Trio Charged Federally with Aiding and Abetting Series of Robberies
The United States Attorney’s Office for the Middle District of Pennsylvania announced today that an Indictment has been filed by a grand jury in Scranton against Charles Conden, age 48, and Cindy Conden, age 28, both of Hanover Township, and James Hughes, age 26, Nanticoke, charging them with aiding and abetting in the commission of multiple robberies.
According to United States Attorney Peter Smith, Jeffrey Townsley, age 43, Kingston, engaged in an 18-day crime spree beginning on December 24, 2013 and ending on January 10, 2014. The crimes included two bank robberies and seven robberies of local businesses. Townsley was arrested on January 10, 2014 and remains in custody in the Lackawanna County Prison.
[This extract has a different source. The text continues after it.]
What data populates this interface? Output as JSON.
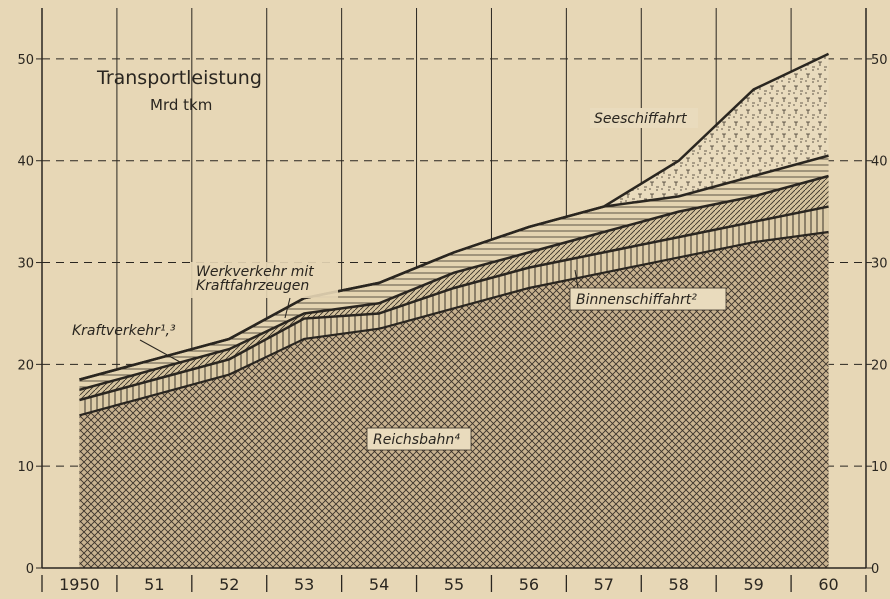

The indictment returned today charges Charles Conden with aiding and abetting Townsley in the commission of the robberies at Aldi’s Market in Kingston on January 7, 2014, Thomas’ Market in Larksville on January 8, 2014, and the Family Dollar in Ashley on January 10, 2014. Cindy Conden and James Hughes are charged with aiding and abetting Townsley in the commission of the Aldi’s robbery.
The maximum penalties in this case include two years’ incarceration for each robbery, and fines of $250,000. The indictment today is the result of an investigation by the Federal Bureau of Investigation with the assistance of police departments of Kingston, Kingston Township, Larksville, Hanover Township, Wilkes-Barre, Plains, and Ashley, and the Luzerne County District Attorney Detectives. Prosecution is assigned to Assistant United States Attorney Michelle Olshefski.
Indictments and Criminal Informations are only allegations. All persons charged are presumed to be innocent unless and until found guilty in court.
A sentence following a finding of guilty is imposed by the Judge after consideration of the applicable federal sentencing statutes and the Federal Sentencing Guidelines.
Under the Federal Sentencing Guidelines, the Judge is also required to consider and weigh a number of factors, including the nature, circumstances and seriousness of the offense; the history and characteristics of the defendant; and the need to punish the defendant, protect the public and provide for the defendant’s educational, vocational and medical needs. For these reasons, the statutory maximum penalty for the offense is not an accurate indicator of the potential sentence for a specific defendant.